Qantas Airways Australia’s largest carrier, forecast its biggest second-half loss in at least a decade and will cut 1,750 jobs as demand for business and first-class travel falls.
Shares dropped as much as 11 per cent, the most in two months in Sydney. The carrier may have a pretax loss of as much as $A188 million ($137 million), according to figures derived from the airline’s full-year forecast today.
The job cuts, equivalent to about 5 per cent of the workforce, are the deepest since chief executive Officer Alan Joyce took over five months ago.
The Sydney-based airline also became the latest carrier to defer delivery of the Airbus SAS A380 in response to a global drop in premium travel since the collapse of Lehman Brothers Holdings last year.

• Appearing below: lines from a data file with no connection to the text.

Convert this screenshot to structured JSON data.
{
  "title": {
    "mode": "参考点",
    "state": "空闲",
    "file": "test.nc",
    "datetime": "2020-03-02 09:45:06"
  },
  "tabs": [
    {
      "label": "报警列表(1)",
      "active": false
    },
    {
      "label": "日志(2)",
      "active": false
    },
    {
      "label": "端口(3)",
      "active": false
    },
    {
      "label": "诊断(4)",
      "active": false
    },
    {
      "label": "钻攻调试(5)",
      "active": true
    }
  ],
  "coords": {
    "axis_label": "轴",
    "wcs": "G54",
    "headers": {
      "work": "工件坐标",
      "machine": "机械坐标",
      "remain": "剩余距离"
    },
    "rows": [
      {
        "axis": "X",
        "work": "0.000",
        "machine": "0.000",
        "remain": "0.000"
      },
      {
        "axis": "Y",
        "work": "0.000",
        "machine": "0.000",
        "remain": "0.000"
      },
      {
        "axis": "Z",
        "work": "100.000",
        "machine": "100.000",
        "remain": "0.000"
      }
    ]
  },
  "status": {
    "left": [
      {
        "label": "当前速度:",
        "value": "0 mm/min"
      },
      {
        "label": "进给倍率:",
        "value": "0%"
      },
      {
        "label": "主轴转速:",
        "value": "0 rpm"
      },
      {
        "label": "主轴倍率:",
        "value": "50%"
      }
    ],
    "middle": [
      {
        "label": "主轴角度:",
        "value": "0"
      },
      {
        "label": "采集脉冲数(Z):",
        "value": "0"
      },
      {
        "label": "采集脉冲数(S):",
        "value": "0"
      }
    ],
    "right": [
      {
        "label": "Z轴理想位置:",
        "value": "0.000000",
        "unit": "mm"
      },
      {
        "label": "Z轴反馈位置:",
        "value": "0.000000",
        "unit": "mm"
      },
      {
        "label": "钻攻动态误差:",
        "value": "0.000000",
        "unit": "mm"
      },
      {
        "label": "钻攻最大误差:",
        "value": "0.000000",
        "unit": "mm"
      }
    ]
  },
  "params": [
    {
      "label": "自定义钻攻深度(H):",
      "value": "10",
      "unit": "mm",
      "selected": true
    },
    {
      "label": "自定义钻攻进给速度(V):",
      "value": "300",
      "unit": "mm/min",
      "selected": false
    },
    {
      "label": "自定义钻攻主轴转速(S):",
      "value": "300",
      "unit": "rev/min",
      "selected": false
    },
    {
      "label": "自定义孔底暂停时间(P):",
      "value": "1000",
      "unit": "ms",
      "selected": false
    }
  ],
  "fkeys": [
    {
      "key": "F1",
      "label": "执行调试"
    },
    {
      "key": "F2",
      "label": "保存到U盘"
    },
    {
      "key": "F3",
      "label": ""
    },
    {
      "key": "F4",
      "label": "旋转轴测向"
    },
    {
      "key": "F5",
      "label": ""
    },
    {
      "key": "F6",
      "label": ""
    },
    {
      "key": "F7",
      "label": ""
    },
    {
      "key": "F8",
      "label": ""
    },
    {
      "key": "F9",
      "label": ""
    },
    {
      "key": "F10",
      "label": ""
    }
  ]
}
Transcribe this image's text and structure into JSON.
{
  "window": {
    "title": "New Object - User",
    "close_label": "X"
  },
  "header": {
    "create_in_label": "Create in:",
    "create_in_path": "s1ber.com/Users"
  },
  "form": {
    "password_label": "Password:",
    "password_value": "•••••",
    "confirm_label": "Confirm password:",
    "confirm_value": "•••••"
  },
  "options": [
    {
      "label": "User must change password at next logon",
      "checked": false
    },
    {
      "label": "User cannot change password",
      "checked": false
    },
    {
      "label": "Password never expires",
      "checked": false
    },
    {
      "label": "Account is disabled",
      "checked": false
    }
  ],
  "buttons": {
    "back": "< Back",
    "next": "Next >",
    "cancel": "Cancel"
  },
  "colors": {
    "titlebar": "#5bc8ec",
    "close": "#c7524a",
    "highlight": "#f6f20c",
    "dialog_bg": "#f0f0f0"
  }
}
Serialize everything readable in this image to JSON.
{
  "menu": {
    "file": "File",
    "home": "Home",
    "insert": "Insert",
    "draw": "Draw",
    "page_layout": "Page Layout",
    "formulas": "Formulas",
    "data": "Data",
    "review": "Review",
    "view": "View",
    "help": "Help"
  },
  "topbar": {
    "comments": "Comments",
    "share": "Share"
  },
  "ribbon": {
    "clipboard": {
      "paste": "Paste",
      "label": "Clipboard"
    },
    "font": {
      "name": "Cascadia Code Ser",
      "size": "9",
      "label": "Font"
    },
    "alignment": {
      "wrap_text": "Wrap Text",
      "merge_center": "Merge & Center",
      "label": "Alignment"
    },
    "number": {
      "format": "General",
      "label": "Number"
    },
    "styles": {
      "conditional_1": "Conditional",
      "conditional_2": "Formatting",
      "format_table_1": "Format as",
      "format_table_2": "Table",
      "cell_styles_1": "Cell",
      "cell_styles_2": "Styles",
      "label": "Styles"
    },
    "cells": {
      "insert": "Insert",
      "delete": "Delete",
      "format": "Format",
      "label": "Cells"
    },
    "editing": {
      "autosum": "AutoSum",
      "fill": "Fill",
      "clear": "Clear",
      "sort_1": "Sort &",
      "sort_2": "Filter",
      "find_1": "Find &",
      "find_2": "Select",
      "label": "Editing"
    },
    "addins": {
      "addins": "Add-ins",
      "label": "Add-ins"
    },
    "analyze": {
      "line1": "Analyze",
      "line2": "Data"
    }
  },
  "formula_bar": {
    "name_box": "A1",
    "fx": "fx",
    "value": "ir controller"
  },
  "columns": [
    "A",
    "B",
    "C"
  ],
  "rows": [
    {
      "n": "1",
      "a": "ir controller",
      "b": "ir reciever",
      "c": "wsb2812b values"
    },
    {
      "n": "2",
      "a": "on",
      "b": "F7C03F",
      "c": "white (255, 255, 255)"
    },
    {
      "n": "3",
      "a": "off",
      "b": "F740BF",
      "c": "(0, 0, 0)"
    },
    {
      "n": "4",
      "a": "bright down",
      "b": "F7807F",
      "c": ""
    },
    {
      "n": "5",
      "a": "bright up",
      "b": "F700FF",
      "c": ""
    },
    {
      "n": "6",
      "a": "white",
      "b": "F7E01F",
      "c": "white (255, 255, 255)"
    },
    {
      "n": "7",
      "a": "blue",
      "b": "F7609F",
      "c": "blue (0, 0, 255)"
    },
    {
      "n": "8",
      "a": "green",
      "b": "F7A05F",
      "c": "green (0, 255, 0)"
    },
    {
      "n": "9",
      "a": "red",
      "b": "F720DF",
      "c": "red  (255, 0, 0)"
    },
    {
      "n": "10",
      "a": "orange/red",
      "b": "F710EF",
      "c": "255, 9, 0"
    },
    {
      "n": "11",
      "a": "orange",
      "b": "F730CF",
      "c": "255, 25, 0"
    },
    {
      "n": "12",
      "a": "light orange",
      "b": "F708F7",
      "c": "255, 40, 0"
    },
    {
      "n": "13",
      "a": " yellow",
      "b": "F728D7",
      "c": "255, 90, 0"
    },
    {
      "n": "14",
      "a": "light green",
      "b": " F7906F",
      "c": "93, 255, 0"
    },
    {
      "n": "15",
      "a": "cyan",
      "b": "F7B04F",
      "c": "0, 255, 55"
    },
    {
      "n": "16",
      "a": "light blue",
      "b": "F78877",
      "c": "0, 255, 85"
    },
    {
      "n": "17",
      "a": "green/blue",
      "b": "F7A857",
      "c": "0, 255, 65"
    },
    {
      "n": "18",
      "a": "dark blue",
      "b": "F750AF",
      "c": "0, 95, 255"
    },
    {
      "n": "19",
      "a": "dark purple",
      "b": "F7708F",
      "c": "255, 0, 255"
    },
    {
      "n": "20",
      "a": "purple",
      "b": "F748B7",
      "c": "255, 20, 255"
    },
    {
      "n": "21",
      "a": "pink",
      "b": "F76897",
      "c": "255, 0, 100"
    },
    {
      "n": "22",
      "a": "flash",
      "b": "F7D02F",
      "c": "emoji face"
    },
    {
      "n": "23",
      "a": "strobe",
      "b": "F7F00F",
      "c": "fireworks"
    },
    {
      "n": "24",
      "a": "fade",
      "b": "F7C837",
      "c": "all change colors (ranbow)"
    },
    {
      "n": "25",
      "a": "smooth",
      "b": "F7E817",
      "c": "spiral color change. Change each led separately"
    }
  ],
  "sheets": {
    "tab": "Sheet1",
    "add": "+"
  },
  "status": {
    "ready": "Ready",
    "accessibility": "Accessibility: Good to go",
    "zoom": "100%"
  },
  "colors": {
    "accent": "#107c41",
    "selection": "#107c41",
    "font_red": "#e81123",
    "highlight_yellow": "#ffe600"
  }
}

“Qantas is stuck at the end of the world and there’s not a lot of traffic because of their location,” said Jim Eckes, managing director of industry adviser Indoswiss Aviation.

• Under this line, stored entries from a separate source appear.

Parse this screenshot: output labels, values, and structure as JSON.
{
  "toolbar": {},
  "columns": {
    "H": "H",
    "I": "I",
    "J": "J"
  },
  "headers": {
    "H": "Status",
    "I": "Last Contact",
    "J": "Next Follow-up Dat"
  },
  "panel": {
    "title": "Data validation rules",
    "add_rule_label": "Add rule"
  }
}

“So when there’s a downturn and everyone catches a cold, Qantas get pneumonia. They have to take serious steps to get their house in order.”
The carrier will post full-year pretax profit of between A$100 million and A$200 million, down from a previous estimate of A$500 million, it said in a statement to the Australian stock exchange today. In the six months ended December, it had a pretax profit of $A288 million.
Joyce confirmed the airline will have a loss.
The carrier will ground the equivalent of 10 aircraft, reducing flying capacity 5 per cent, Qantas said.
The company will also defer orders for four A380s, the world’s largest commercial aircraft, and twelve Boeing 737-800 aircraft, it said.
Air France-KLM and Kingfisher Airlines have already deferred deliveries of the A380.